Today marks the fifteenth anniversary of the untimely yet unsurprising death of actor and hellraiser par excellence Oliver Reed. I can’t say I have seen too many Oliver Reed movies, so I thought I would focus on the destructive friendship he forged with fellow lunatic, Who drummer Keith Moon. Some of the following stories may have been embellished over time, but who cares when they are this outrageous! So, buckle up and enjoy the ride…
Both men first encountered each other on the set of Tommy. One of their first meeting off-set is described below (taken from olliereed.co.uk and recounted by Lee Patrick):
“I was living with Keith Moon at the time and they were just about to start filming Tommy, Keith and I had spent all morning driving Soho’s sex shops buying dildoes, rubber stuff etc for Keith to use as props for Uncle Ernie.
At lunch time Keith decided to drop into Ken Russell’s office and mentioned that he’d like to meet Ollie before they started filming, Ken immediately got on the phone to Ollie and suggested a meeting, Ollie invited us to Broome Hall afternoon so we were off to Battersea Heliport where we boarded a helicopter to take us there. We arrived on his front lawn shortly afterwards, unfortunately frightening his pregnant horses, Ollie was standing there in the doorway holding 2 pint mugs whisky for us. He was a charming host and invited us to stay for dinner.
Dinner was served on a huge medieval oak table and before we started eating Ollie jumped up and grabbed two large swords which were hanging on the wall, giving one to Keith. The two of them ended up having a sword fight up and down the table, that was the appetiser!
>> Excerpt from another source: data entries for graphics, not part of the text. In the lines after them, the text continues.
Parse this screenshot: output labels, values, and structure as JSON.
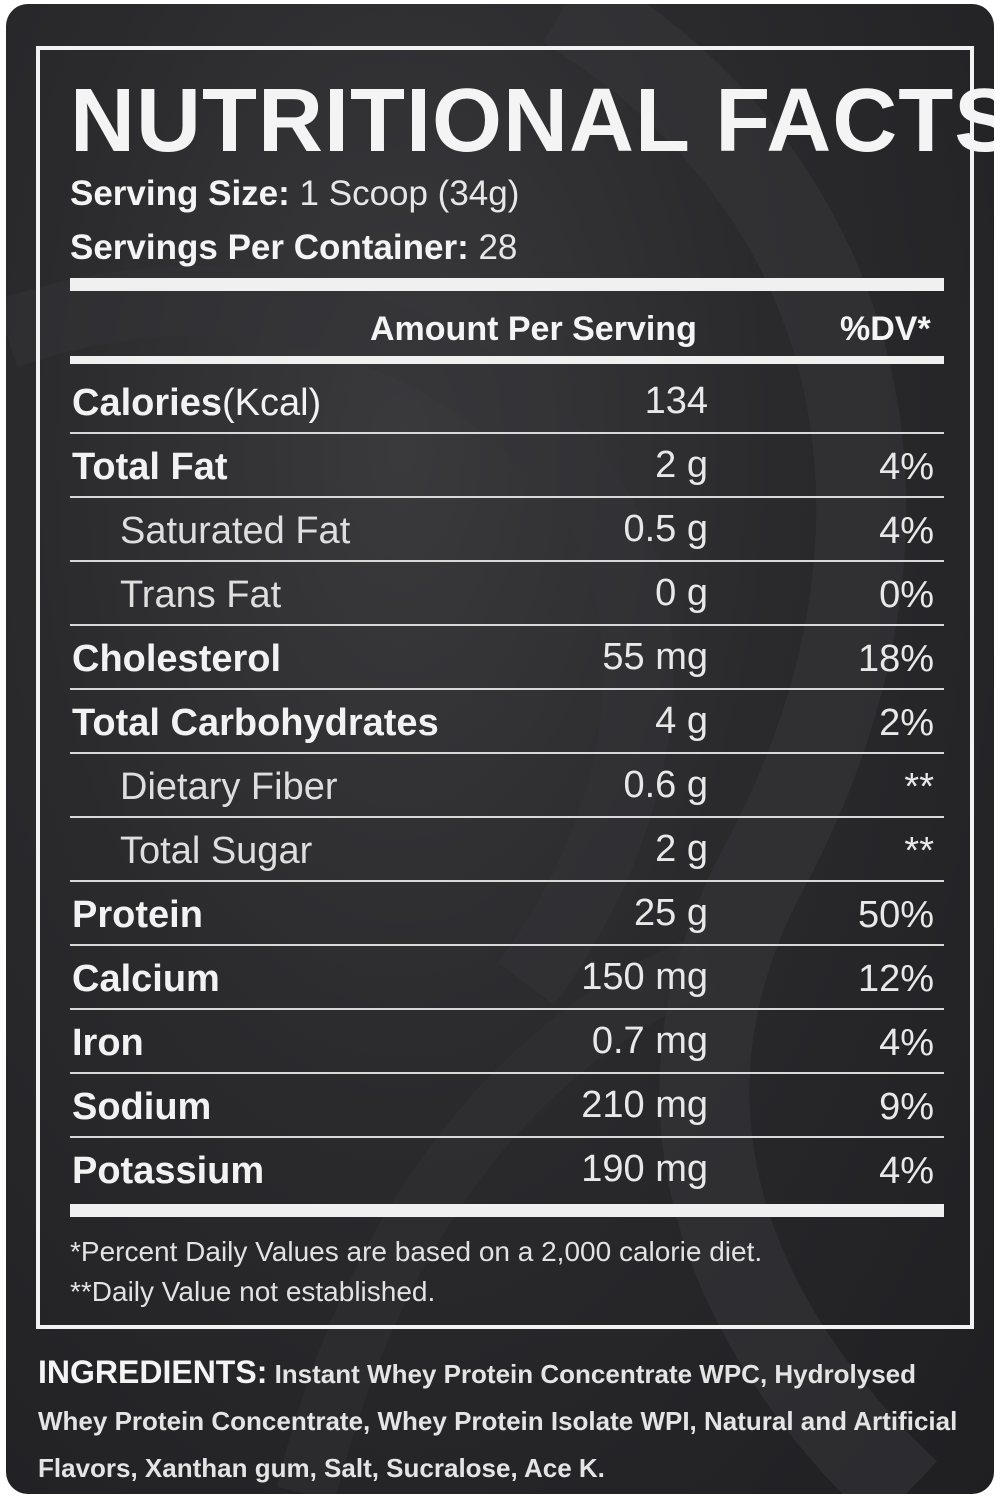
{
  "title": "NUTRITIONAL FACTS",
  "serving_size": {
    "label": "Serving Size:",
    "value": "1 Scoop (34g)"
  },
  "servings_per_container": {
    "label": "Servings Per Container:",
    "value": "28"
  },
  "columns": {
    "amount": "Amount Per Serving",
    "dv": "%DV*"
  },
  "calories": {
    "name": "Calories",
    "unit": "(Kcal)",
    "amount": "134",
    "dv": ""
  },
  "nutrients": [
    {
      "name": "Total Fat",
      "amount": "2 g",
      "dv": "4%",
      "style": "bold"
    },
    {
      "name": "Saturated Fat",
      "amount": "0.5 g",
      "dv": "4%",
      "style": "indent"
    },
    {
      "name": "Trans Fat",
      "amount": "0 g",
      "dv": "0%",
      "style": "indent"
    },
    {
      "name": "Cholesterol",
      "amount": "55 mg",
      "dv": "18%",
      "style": "bold"
    },
    {
      "name": "Total Carbohydrates",
      "amount": "4 g",
      "dv": "2%",
      "style": "bold"
    },
    {
      "name": "Dietary Fiber",
      "amount": "0.6 g",
      "dv": "**",
      "style": "indent"
    },
    {
      "name": "Total Sugar",
      "amount": "2 g",
      "dv": "**",
      "style": "indent"
    },
    {
      "name": "Protein",
      "amount": "25 g",
      "dv": "50%",
      "style": "bold"
    },
    {
      "name": "Calcium",
      "amount": "150 mg",
      "dv": "12%",
      "style": "bold"
    },
    {
      "name": "Iron",
      "amount": "0.7 mg",
      "dv": "4%",
      "style": "bold"
    },
    {
      "name": "Sodium",
      "amount": "210 mg",
      "dv": "9%",
      "style": "bold"
    },
    {
      "name": "Potassium",
      "amount": "190 mg",
      "dv": "4%",
      "style": "bold"
    }
  ],
  "footnotes": [
    "*Percent Daily Values are based on a 2,000 calorie diet.",
    "**Daily Value not established."
  ],
  "ingredients": {
    "label": "INGREDIENTS:",
    "text": "Instant Whey Protein Concentrate WPC, Hydrolysed Whey Protein Concentrate, Whey Protein Isolate WPI, Natural and Artificial Flavors, Xanthan gum, Salt, Sucralose, Ace K."
  },
  "colors": {
    "background": "#2a2a2d",
    "text": "#f2f2f2",
    "rules": "#f0f0f0"
  }
}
After dinner Ollie invited us down to his local pub, The Cricketers, where we all got very drunk, with Ollie and Keith undressing, each one trying to outdo the drunken antics of the other, they were so alike that it was no wonder they became great friends.
Later on, back at Broome Hall, Ollie insisted we stay the night, we were up for that, expecting to be sleeping in a magnificent bedroom, however, his entourage took up all the furnished bedrooms and we were led out to the stables!! Keith said we would pass up his invitation and go home, but Ollie would have none of it, and next thing we knew he was standing there pointing an old shotgun at us, so we said OK we’ll stay, we ended up sleeping on couches in the living room!”
Another famous story in Moon’s biography has Reed firing a shot gun at Moon’s helicopter whilst he attempted to land in Reed’s garden. This was the first time they met. It is recounted by Reed in an interview given to Linda Merinoff for Sounds way back in 1974:
“When he first came here he arrived by helicopter on the front lawn and he had his chauffeur drive along beneath on the road, so the car was going down the road and he was hovering above the car in the helicopter shouting “faster, faster”. He arrived almost through my bathroom window.
I’d just been playing soldiers in the woods when he arrived there, and he suggested halfway through dinner that we should play a game. I was supposed to run around the fields while he chased after me in a car to see if he could hit me”.
A little later on in their friendship, when both men realised that their drinking was getting out of hand, they invented an ingenious, if not a little strange, way of cutting back. Instead of going to AA meetings, they sat at either end of a long table, and placed a bottle of whiskey on the back of a live tortoise and let it walk between them. They reasoned this would slow their drinking down to a suitable level.
There were further shenanigans at Reed’s 40th birthday party at a swanky hotel in Hollywood, when Moon decided to liven things up with his impersonation of a “human helicopter”. Moon jumped onto a table, grabbed the blades of an overhead fan, and began to spin around, above the heads of the invited guests. Unfortunately, the blades had slashed Moon’s hands and arms and he splattered the A-list guests with gore. Moon was dead 6 months later, something Reed himself admitted he never got over. Reed was to join his friend in hellraiser heaven in 1999 when his body had finally had enough. His last role on screen, rather fittingly, being in the Ridley Scott epic ‘Gladiator’.